Внезапно Саске оттолкнулся от лавочки и в несколько шагов пересек беседку, поравнявшись со мной. Мы стояли плечом к плечу; и я снова встретился с этим взглядом, который был хуже любой пытки.
— Тогда зачем ты это все делал? — спросил он на самой грани слышимости.
— Я же только что сказал тебе.
— Я не об этом. Это все… то, что сейчас произошло… Зачем?
— Я ничего не начинал.
— Но ты это допустил. Почему? Эти деньги… Искупаешь вину? Или плата за развлечение?
— Нет. Просто узнал про счет и решил помочь, чтобы ты мог продолжать лечение дома.
Саске с шумом втянул воздух.
— Значит, ты не собирался со мной общаться? — он бил наотмашь, но точно в цель; и угольно-черные глаза сверлили меня; я боялся, что еще немного — и с их помощью он доберется до таких глубин, куда не заходил даже я.
— Да.
— Тогда зачем?
— Зачем что?
— Зачем… все, что сейчас было… И не только сейчас, да? Зачем?
— Что ты хочешь от меня услышать? — это прозвучало резковато; но наши плечи почти соприкасались, и я был вынужден как-то сопротивляться этому напору.
— Правду, — и снова этот отчаянный, почти умоляющий взгляд. — Хоть один раз… скажи правду.
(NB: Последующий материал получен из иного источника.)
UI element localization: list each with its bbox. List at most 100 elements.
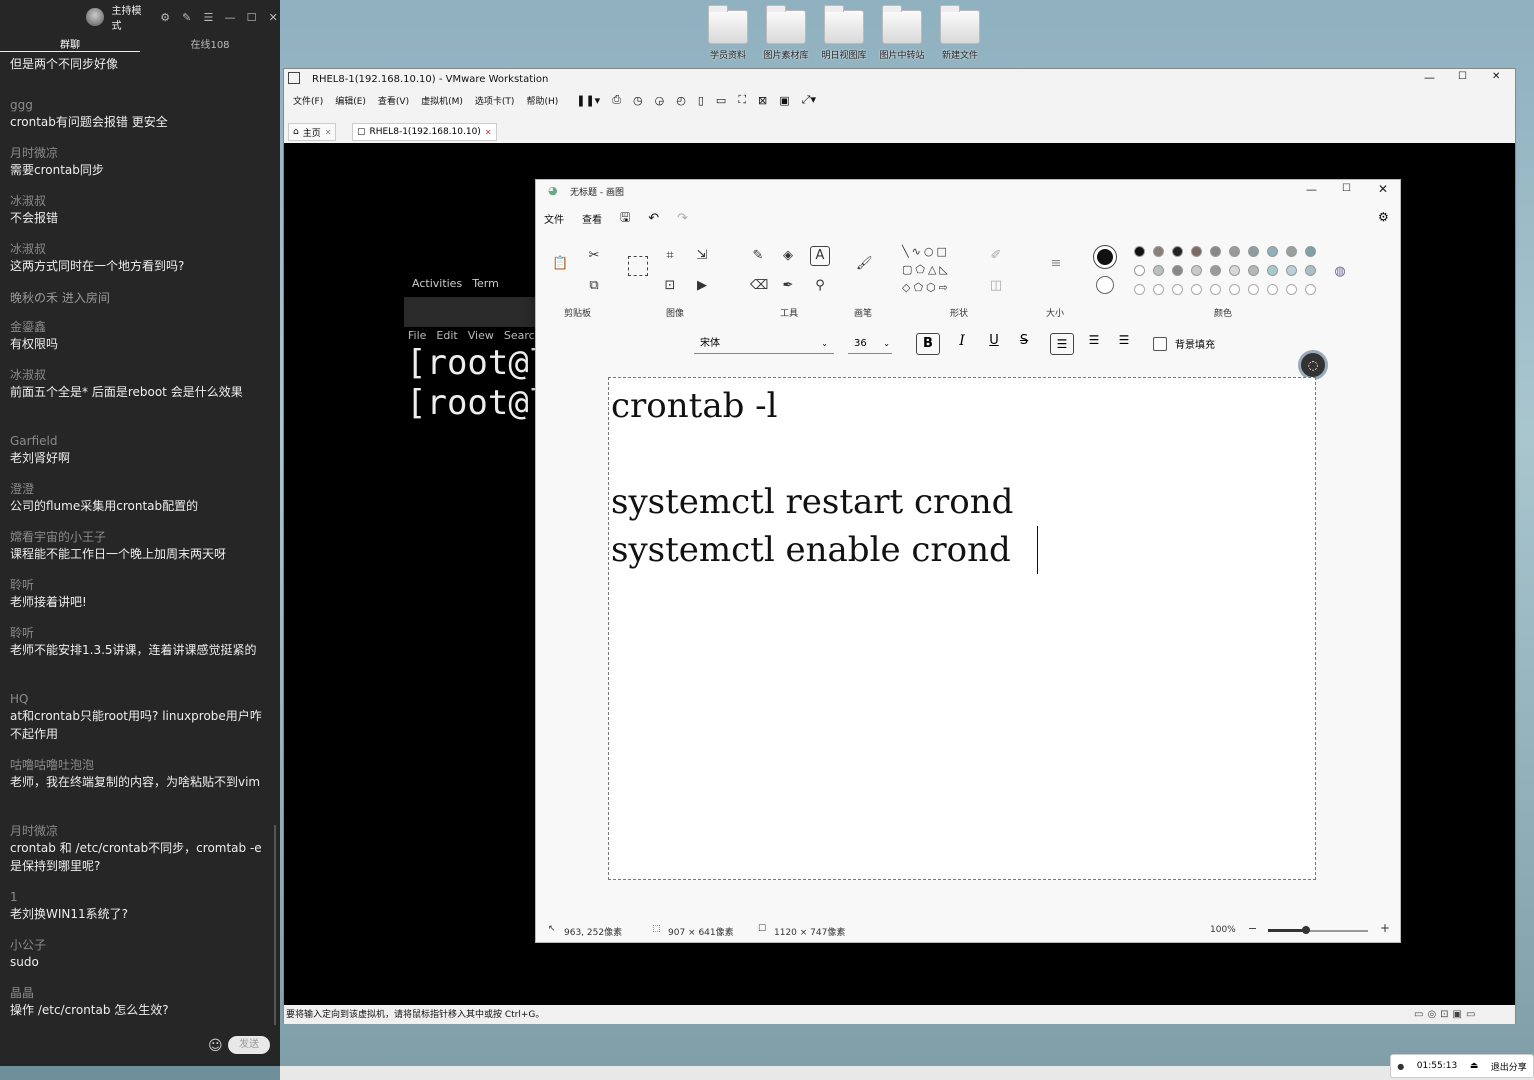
font-size-select[interactable]: 36 ⌄ (848, 334, 892, 354)
palette-empty-swatch[interactable] (1248, 284, 1259, 295)
fullscreen-icon[interactable]: ⛶ (738, 93, 746, 107)
zoom-out-button[interactable]: − (1248, 922, 1257, 935)
drawing-canvas[interactable]: crontab -l systemctl restart crond syste… (608, 377, 1316, 880)
gear-icon[interactable]: ⚙ (158, 11, 172, 24)
bg-fill-checkbox[interactable] (1153, 337, 1167, 351)
menu-file[interactable]: 文件(F) (293, 94, 323, 107)
menu-vm[interactable]: 虚拟机(M) (421, 94, 463, 107)
desktop-icon-folder[interactable]: 图片中转站 (874, 5, 930, 61)
term-menu-file[interactable]: File (408, 329, 426, 342)
image-search-icon[interactable]: ⊡ (662, 278, 678, 294)
rotate-icon[interactable]: ▶ (694, 278, 710, 294)
menu-file[interactable]: 文件 (544, 211, 564, 226)
edit-icon[interactable]: ✎ (180, 11, 194, 24)
snapshot-icon[interactable]: ◷ (633, 94, 643, 107)
bold-button[interactable]: B (916, 333, 940, 355)
text-tool-icon[interactable]: A (810, 246, 830, 266)
palette-empty-swatch[interactable] (1134, 284, 1145, 295)
palette-color-swatch[interactable] (1305, 265, 1316, 276)
font-name-select[interactable]: 宋体 ⌄ (694, 334, 834, 354)
palette-empty-swatch[interactable] (1267, 284, 1278, 295)
thumbnail-icon[interactable]: ▭ (716, 94, 726, 107)
activities-button[interactable]: Activities (412, 277, 462, 290)
palette-color-swatch[interactable] (1248, 246, 1259, 257)
align-left-button[interactable]: ☰ (1050, 333, 1074, 355)
palette-color-swatch[interactable] (1229, 246, 1240, 257)
sidebar-toggle-icon[interactable]: ▯ (698, 94, 704, 107)
save-icon[interactable]: 🖫 (620, 208, 630, 229)
paste-icon[interactable]: 📋 (552, 256, 568, 272)
undo-icon[interactable]: ↶ (648, 211, 659, 226)
palette-empty-swatch[interactable] (1191, 284, 1202, 295)
revert-snapshot-icon[interactable]: ◶ (655, 94, 665, 107)
size-icon[interactable]: ≡ (1046, 256, 1066, 272)
term-menu-edit[interactable]: Edit (436, 329, 457, 342)
palette-color-swatch[interactable] (1134, 265, 1145, 276)
outline-icon[interactable]: ✐ (988, 248, 1004, 264)
palette-empty-swatch[interactable] (1153, 284, 1164, 295)
select-icon[interactable] (628, 256, 648, 276)
cut-icon[interactable]: ✂ (586, 248, 602, 264)
stretch-icon[interactable]: ⤢▾ (802, 93, 816, 107)
italic-button[interactable]: I (952, 333, 972, 349)
term-menu-search[interactable]: Searc (504, 329, 535, 342)
palette-empty-swatch[interactable] (1172, 284, 1183, 295)
zoom-in-button[interactable]: + (1380, 921, 1390, 935)
resize-icon[interactable]: ⇲ (694, 248, 710, 264)
palette-empty-swatch[interactable] (1210, 284, 1221, 295)
fill-icon[interactable]: ◈ (780, 248, 796, 264)
zoom-slider[interactable] (1268, 926, 1368, 934)
canvas-text-line[interactable]: crontab -l (611, 386, 778, 426)
palette-color-swatch[interactable] (1172, 265, 1183, 276)
palette-color-swatch[interactable] (1153, 265, 1164, 276)
palette-color-swatch[interactable] (1153, 246, 1164, 257)
menu-help[interactable]: 帮助(H) (526, 94, 558, 107)
edit-colors-icon[interactable]: ◍ (1332, 264, 1348, 280)
palette-color-swatch[interactable] (1267, 246, 1278, 257)
palette-empty-swatch[interactable] (1229, 284, 1240, 295)
close-icon[interactable]: ✕ (1378, 182, 1388, 196)
shape-fill-icon[interactable]: ◫ (988, 278, 1004, 294)
palette-color-swatch[interactable] (1267, 265, 1278, 276)
shape-gallery-row3[interactable]: ◇⬠⬡⇨ (902, 280, 972, 296)
crop-icon[interactable]: ⌗ (662, 248, 678, 264)
tab-online[interactable]: 在线108 (140, 36, 280, 52)
close-icon[interactable]: ✕ (1492, 71, 1500, 82)
redo-icon[interactable]: ↷ (677, 211, 688, 226)
color-picker-icon[interactable]: ✒ (780, 278, 796, 294)
close-icon[interactable]: ✕ (266, 11, 280, 24)
palette-color-swatch[interactable] (1286, 246, 1297, 257)
palette-color-swatch[interactable] (1191, 265, 1202, 276)
desktop-icon-folder[interactable]: 图片素材库 (758, 5, 814, 61)
palette-color-swatch[interactable] (1172, 246, 1183, 257)
minimize-icon[interactable]: — (223, 11, 237, 24)
terminal-app-label[interactable]: Term (472, 277, 499, 290)
send-keys-icon[interactable]: ⎙ (612, 93, 621, 107)
unity-icon[interactable]: ⊠ (758, 94, 767, 107)
brush-icon[interactable]: 🖌 (856, 256, 873, 272)
copy-icon[interactable]: ⧉ (586, 278, 602, 294)
term-menu-view[interactable]: View (468, 329, 494, 342)
maximize-icon[interactable]: ☐ (1458, 71, 1467, 82)
close-icon[interactable]: ✕ (485, 128, 492, 137)
canvas-text-line[interactable]: systemctl enable crond (611, 530, 1011, 570)
menu-view[interactable]: 查看(V) (378, 94, 409, 107)
device-icons[interactable]: ▭◎⊡▣▭ (1414, 1006, 1479, 1024)
palette-color-swatch[interactable] (1210, 265, 1221, 276)
strikethrough-button[interactable]: S (1014, 333, 1034, 348)
desktop-icon-folder[interactable]: 学员资料 (700, 5, 756, 61)
palette-empty-swatch[interactable] (1286, 284, 1297, 295)
chat-scrollbar[interactable] (273, 60, 277, 1025)
maximize-icon[interactable]: ☐ (245, 11, 259, 24)
canvas-text-line[interactable]: systemctl restart crond (611, 482, 1013, 522)
emoji-icon[interactable]: ☺ (208, 1038, 223, 1054)
shape-gallery-row1[interactable]: ╲∿○□ (902, 244, 972, 260)
desktop-icon-folder[interactable]: 明日视图库 (816, 5, 872, 61)
menu-view[interactable]: 查看 (582, 211, 602, 226)
palette-color-swatch[interactable] (1248, 265, 1259, 276)
console-icon[interactable]: ▣ (779, 94, 789, 107)
tab-group-chat[interactable]: 群聊 (0, 36, 140, 52)
tab-home[interactable]: ⌂ 主页 ✕ (288, 123, 337, 141)
magnifier-icon[interactable]: ⚲ (812, 278, 828, 294)
send-button[interactable]: 发送 (228, 1036, 270, 1054)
Чаша весов всколыхнулась. Я прятал правду где-то глубоко внутри, не желая взглянуть на нее — а, может, не имея достаточно мужества; и сейчас, именно сейчас я, кажется, с предельным ужасом ее осознавал. Однако…
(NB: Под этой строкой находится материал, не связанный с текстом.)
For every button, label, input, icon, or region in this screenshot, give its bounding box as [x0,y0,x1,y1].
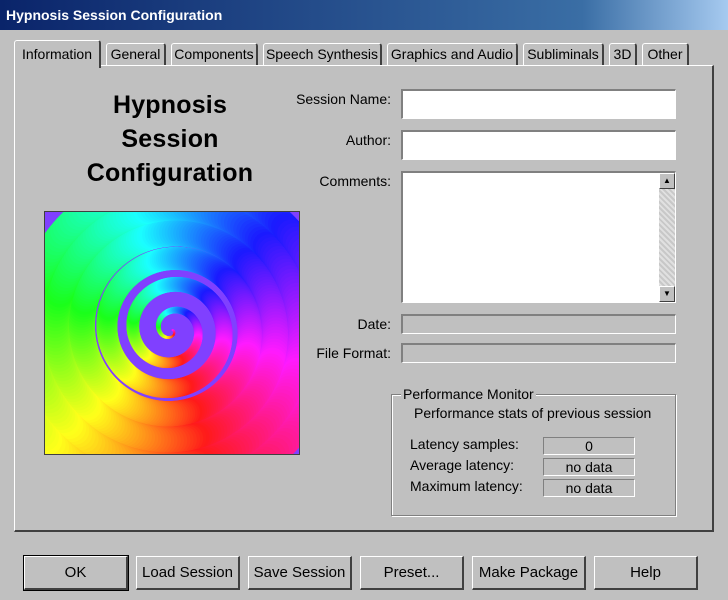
tab-general[interactable]: General [106,43,166,66]
average-latency-label: Average latency: [410,457,515,473]
session-name-field[interactable] [401,89,676,119]
window-title: Hypnosis Session Configuration [6,7,223,23]
ok-button[interactable]: OK [23,555,129,591]
heading-line-1: Hypnosis [112,91,228,119]
rainbow-spiral-image [44,211,300,455]
tab-speech-synthesis[interactable]: Speech Synthesis [263,43,382,66]
tab-strip: Information General Components Speech Sy… [14,40,714,68]
heading-line-3: Configuration [86,159,254,187]
maximum-latency-value: no data [543,479,635,497]
tab-3d[interactable]: 3D [609,43,637,66]
preset-button[interactable]: Preset... [360,556,464,590]
title-bar: Hypnosis Session Configuration [0,0,728,30]
save-session-button[interactable]: Save Session [248,556,352,590]
tab-components[interactable]: Components [171,43,258,66]
scroll-up-arrow-icon[interactable]: ▲ [659,173,675,189]
performance-monitor-title: Performance Monitor [401,386,536,402]
maximum-latency-label: Maximum latency: [410,478,523,494]
average-latency-value: no data [543,458,635,476]
latency-samples-label: Latency samples: [410,436,519,452]
heading-line-2: Session [121,125,219,153]
help-button[interactable]: Help [594,556,698,590]
latency-samples-value: 0 [543,437,635,455]
author-field[interactable] [401,130,676,160]
comments-scrollbar[interactable]: ▲ ▼ [659,173,675,302]
performance-subtitle: Performance stats of previous session [414,405,652,421]
comments-textarea[interactable]: ▲ ▼ [401,171,676,303]
file-format-field [401,343,676,363]
author-label: Author: [345,132,391,148]
scroll-down-arrow-icon[interactable]: ▼ [659,286,675,302]
tab-subliminals[interactable]: Subliminals [523,43,604,66]
comments-label: Comments: [319,173,391,189]
tab-other[interactable]: Other [642,43,689,66]
tab-graphics-and-audio[interactable]: Graphics and Audio [387,43,518,66]
config-heading: Hypnosis Session Configuration [70,88,270,190]
date-label: Date: [357,316,391,332]
date-field [401,314,676,334]
file-format-label: File Format: [316,345,391,361]
tab-information[interactable]: Information [14,40,101,68]
make-package-button[interactable]: Make Package [472,556,586,590]
load-session-button[interactable]: Load Session [136,556,240,590]
session-name-label: Session Name: [296,91,391,107]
Все зашло слишком далеко, и я должен был это прекратить.
Я не мог озвучить то, что он хотел услышать.
— Просто подыгрывал тебе, потому что иначе ты терял интерес ко всему происходящему и саботировал лечение.
Саске прикрыл глаза — всего на мгновение; но когда он снова их открыл, они были совершенно пустые, будто все эмоции с самых их глубин выскоблили.
— Какой же ты больной, — наконец сказал он.
Я ничего на это не ответил, потому что отвечать здесь было, по правде говоря, нечего.
Мы все еще стояли плечом к плечу, только Саске теперь отвернул голову в сторону; казалось, он что-то обдумывал, и наконец, когда решение созрело, он озвучил его все тем же бесцветным, безжизненным тоном.
— Я… поддержу эту легенду. Я не буду этого всего записывать. Не тебе на радость, просто уж лучше я действительно буду верить в то, что… со мной может случиться что-то хорошее. Иначе… Я сделаю такую запись, чтобы тебя больше не побеспокоить. Думаю, мы оба только выиграем, если больше никогда, никогда в жизни не пересечемся. Вот и все. Надеюсь, ты доволен. Ты же этого хотел?
Я с предельной ясностью осознал, что даже сейчас, казалось бы, окончательно утратив любую надежду, он продолжал раз за разом задавать мне вопросы только с одной целью: он хотел услышать другой ответ.
Но я не имел никакого права его давать.
— Да, — сказал я.
Спустя секунду, задевая меня острым плечом, он ступил в объятья темноты, и совсем скоро шаги перестали быть слышны.
Лучше бы он на меня накричал или ударил.
Что угодно… Что угодно было бы лучше, чем это.